I got pretty sick about a week ago. I got such a bad headache and felt so shitty, I puked just trying to go up the stairs to make Bella’s night meds. She ended up having to mix them herself since she was slightly better off than I was, and I felt like absolute shit the next few days. Bella got it the next day and has been recovering since. She’s maybe been able to get out of the house twice for a short car ride, and nothing else. Savayah somehow didn’t get it, but did get (or is continuing) an ear infection. If this new antibiotic doesn’t finally get rid of it next stop is ENT specialist and possible surgery, which we’re hoping won’t be the case. I’ve said it before, but damn we seem to be Murphy’s Law in the flesh.
The best way to describe Bella’s condition the last two weeks: She feels like her body is pumping poison. Her headaches are beyond compare. Her stomach has had multiple cysts burst with plenty of free flowing fluid in her abdomen, causing extreme pain, that no one can do anything about, and her body just has to process and absorb. Her arm has been hurting where they found the blood clots, and hasn’t gone away. It’s just a miserable, horrible existence.
I may have to continue this again as soon as I can, but for now I’m falling out. I’ll add more posts soon, Everything has been piling up. I even have to try and fix our dryer because it doesn’t heat anymore, but haven’t been able to find time to work on it with everything else going on, and the closest thing to free time I have I’m watching savayah, who I can’t leave on her own or have around the tools, parts, or other things on that side of the basement that’s usually locked so she can’t get in and hurt herself. She’s been pretty OK at the laundromat though, so until I can find a good window to do so, it’s on the back burner.

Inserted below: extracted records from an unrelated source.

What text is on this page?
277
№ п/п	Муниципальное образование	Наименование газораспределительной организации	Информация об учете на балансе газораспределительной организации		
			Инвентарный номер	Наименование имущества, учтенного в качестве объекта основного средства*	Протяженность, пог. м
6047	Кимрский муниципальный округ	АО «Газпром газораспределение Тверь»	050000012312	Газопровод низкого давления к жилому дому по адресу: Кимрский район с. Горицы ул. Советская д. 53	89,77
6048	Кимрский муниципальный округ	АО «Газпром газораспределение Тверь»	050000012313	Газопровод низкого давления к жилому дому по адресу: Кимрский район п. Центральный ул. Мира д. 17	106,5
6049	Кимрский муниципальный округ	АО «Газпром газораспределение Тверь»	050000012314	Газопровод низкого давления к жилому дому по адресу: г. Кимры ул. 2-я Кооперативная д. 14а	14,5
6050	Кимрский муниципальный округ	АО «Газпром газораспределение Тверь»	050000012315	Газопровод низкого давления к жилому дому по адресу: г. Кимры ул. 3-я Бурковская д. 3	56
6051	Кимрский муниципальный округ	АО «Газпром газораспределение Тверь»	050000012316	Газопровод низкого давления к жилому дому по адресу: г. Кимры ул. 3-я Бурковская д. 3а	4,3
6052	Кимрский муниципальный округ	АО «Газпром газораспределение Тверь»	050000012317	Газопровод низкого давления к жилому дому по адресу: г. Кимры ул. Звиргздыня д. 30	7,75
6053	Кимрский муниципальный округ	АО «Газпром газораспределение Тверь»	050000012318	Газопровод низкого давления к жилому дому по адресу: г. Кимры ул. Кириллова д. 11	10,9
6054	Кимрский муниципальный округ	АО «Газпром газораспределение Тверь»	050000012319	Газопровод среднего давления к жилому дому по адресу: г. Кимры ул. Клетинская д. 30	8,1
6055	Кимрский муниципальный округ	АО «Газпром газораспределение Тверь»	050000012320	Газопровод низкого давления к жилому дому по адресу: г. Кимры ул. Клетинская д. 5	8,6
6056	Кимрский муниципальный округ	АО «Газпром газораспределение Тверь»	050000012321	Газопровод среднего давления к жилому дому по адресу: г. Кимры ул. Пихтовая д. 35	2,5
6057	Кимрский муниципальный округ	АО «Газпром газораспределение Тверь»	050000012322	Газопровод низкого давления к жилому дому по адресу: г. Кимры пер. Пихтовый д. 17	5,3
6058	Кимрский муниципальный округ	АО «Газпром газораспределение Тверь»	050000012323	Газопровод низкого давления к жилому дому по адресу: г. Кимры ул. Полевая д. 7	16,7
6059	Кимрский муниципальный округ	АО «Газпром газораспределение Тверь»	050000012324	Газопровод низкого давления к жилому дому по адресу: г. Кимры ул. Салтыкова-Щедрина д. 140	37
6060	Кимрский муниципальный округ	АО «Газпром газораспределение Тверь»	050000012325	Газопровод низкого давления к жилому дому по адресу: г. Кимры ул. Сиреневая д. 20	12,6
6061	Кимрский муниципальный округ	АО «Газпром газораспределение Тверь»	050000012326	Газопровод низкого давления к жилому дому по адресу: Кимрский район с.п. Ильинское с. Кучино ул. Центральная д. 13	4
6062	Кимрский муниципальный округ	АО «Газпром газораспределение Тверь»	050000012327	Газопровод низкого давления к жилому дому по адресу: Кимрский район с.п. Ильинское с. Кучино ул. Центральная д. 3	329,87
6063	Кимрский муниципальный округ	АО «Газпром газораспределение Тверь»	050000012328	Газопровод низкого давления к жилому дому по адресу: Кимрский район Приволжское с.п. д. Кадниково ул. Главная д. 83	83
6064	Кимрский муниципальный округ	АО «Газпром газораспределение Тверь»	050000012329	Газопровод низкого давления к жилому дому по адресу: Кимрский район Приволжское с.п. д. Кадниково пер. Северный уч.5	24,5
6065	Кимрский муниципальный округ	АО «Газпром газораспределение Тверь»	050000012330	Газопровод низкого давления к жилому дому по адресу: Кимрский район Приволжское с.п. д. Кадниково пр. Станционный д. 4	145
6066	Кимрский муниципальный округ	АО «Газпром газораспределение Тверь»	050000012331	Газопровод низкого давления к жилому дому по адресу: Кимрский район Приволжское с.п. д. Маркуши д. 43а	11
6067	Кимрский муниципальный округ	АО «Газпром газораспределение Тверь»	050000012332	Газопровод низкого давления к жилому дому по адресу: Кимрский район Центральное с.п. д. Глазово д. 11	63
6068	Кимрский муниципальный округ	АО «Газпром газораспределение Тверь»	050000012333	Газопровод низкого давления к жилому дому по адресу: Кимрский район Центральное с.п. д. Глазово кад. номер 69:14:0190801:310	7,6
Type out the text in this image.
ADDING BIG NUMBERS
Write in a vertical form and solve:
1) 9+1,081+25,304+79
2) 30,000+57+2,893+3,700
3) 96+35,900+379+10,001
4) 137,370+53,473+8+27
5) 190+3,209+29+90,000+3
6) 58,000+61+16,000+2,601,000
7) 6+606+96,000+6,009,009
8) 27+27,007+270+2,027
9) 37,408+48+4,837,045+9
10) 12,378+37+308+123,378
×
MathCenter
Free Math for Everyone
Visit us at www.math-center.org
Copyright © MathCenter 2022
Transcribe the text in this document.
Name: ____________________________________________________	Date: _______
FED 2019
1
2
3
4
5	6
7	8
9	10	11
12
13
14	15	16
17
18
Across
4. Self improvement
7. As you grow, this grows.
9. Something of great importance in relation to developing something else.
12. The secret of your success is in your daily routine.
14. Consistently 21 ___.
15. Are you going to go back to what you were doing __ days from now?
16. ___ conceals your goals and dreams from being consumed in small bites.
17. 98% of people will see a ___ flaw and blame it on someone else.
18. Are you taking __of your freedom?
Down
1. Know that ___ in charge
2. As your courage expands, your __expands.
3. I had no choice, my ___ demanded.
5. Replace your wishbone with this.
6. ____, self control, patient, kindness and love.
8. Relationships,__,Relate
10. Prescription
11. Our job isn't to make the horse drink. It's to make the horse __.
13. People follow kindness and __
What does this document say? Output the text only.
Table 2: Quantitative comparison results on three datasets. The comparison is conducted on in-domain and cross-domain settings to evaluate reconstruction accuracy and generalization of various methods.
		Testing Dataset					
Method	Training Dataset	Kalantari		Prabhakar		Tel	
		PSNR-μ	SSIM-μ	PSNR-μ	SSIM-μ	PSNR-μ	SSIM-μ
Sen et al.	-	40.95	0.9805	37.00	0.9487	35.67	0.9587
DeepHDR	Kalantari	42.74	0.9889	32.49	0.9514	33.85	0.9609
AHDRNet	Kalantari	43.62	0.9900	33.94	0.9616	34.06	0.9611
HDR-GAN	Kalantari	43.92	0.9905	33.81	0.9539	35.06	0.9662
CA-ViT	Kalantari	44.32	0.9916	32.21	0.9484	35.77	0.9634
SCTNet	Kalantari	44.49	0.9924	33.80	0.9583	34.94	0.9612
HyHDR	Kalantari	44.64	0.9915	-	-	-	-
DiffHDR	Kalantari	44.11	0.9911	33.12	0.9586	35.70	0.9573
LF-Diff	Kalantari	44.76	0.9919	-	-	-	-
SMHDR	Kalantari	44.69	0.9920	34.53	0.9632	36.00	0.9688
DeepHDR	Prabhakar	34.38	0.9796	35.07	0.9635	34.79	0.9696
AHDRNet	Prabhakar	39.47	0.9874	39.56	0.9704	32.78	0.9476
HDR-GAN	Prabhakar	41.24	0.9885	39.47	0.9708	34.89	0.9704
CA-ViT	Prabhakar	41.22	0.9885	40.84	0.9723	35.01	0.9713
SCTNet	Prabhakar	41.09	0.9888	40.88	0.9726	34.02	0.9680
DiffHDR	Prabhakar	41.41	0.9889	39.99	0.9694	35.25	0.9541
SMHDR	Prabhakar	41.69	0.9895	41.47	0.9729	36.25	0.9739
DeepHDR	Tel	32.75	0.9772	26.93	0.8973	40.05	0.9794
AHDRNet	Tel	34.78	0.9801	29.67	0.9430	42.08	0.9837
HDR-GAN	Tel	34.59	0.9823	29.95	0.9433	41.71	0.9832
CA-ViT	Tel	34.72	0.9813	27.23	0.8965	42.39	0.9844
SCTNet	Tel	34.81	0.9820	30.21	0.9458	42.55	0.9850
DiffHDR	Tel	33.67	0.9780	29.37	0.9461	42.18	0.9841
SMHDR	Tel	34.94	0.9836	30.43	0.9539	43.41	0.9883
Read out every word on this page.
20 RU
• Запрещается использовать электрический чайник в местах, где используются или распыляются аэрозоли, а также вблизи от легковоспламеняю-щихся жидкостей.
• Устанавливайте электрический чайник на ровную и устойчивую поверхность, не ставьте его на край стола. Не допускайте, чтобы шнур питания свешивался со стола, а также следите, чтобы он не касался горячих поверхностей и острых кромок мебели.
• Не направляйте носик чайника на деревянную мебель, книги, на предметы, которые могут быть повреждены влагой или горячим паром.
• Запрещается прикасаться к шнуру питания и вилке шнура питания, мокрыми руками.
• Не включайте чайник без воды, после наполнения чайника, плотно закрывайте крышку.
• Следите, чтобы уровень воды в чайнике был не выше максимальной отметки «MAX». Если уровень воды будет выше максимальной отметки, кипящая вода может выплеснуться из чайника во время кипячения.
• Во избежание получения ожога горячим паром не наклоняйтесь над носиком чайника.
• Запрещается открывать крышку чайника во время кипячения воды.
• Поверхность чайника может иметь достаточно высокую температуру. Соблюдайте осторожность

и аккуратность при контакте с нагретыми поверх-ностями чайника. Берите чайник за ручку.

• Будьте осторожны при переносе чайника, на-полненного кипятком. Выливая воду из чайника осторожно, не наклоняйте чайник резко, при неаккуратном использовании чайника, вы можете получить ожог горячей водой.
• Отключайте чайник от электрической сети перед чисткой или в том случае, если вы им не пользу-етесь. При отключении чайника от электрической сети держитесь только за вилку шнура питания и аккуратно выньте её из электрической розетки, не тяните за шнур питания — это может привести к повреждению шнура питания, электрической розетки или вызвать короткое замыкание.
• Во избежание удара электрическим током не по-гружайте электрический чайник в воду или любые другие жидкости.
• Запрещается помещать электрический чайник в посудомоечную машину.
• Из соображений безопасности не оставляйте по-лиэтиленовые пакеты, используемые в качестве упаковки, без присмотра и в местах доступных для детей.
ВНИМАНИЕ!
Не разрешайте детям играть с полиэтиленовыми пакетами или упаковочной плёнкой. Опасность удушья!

At this point most days are just trying to get through them, and trying to get things together for doctors, lawyers, and planning. Keeping Savayah as happy as possible, and working on her speech/learning, and doing our best to keep Bella out of the ER, even though it hasn’t been working to well for us lately. I’m tired, and have to go for now, but please if you can find it in your heart, donate to help us out. Maybe we can afford to get to her doctor in NY to get better assistance in treatments, and possibly afford at least one of her meds to start getting her to better. Please share far and wide, we’re constantly working twords all these problems, and they just keep coming, and we’re drowning.